Segundo Brião (2014, p.2) “A busca da verdade real, como princípio,


antes de estar implícita na lei infraconstitucional (CPC e CPP), está
inegavelmente implícita na Constituição Federal de 1988, mais especificamente
no inciso LIV do art. 5°, da CF”.

A garantia da ampla defesa é outro princípio fundamental da Audiência


de Custódia, positivado no art.5º, inciso LV da Constituição Federal, direito no
qual qualquer cidadão tem de apresentar provas colidentes às da acusação,
oferecendo argumentos em seu favor.
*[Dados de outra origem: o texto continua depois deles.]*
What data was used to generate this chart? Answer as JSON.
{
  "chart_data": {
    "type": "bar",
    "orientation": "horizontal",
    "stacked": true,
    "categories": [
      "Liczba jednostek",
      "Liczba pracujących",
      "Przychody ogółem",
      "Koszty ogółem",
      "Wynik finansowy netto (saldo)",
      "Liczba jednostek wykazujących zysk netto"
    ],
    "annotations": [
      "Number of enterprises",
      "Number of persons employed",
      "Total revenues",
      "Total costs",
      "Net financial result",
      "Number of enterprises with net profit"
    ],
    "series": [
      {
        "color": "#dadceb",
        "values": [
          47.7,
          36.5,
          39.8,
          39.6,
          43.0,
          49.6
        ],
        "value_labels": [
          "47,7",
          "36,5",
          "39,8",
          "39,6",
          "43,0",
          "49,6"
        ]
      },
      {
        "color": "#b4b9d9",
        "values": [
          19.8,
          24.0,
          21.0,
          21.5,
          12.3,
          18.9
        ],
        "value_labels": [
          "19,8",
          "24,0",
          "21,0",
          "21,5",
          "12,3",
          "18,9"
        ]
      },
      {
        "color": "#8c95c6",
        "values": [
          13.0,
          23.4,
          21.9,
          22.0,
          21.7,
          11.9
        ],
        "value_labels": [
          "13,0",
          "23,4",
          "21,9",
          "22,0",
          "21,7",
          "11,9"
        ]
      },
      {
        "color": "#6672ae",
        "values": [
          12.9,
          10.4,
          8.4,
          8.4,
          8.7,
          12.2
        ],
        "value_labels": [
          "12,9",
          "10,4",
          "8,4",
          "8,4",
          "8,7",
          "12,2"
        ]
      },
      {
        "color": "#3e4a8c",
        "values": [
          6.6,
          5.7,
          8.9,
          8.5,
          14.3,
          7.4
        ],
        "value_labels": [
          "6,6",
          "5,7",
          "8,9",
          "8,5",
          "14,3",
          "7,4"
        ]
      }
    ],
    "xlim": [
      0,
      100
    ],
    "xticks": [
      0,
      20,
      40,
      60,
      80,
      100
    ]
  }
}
A respeito do assunto dilucida Capez
(2008, p.19) ao afirmar: “Implica em dever de o Estado proporcionar a todo
acusado a mais completa defesa seja pessoal (autodefesa), seja técnica
(efetuada por defensor) (CF, art. 5º, LV) e o de prestar assistência jurídica
integral aos necessitados (CF, art. 5°, LXXIV)”. O princípio da dignidade da
pessoa humana também está intrinsicamente relacionado à Audiência de
Custódia, por esse instituto destinar-se a observância dos direitos
fundamentais do cidadão preso, de modo igual, o princípio da dignidade da
pessoa humana se refere às circunstâncias essenciais que o Estado deve
promover para que uma pessoa tenha seus direitos respeitados, ao colocar
limites em suas ações em prol do bem-estar dos cidadãos.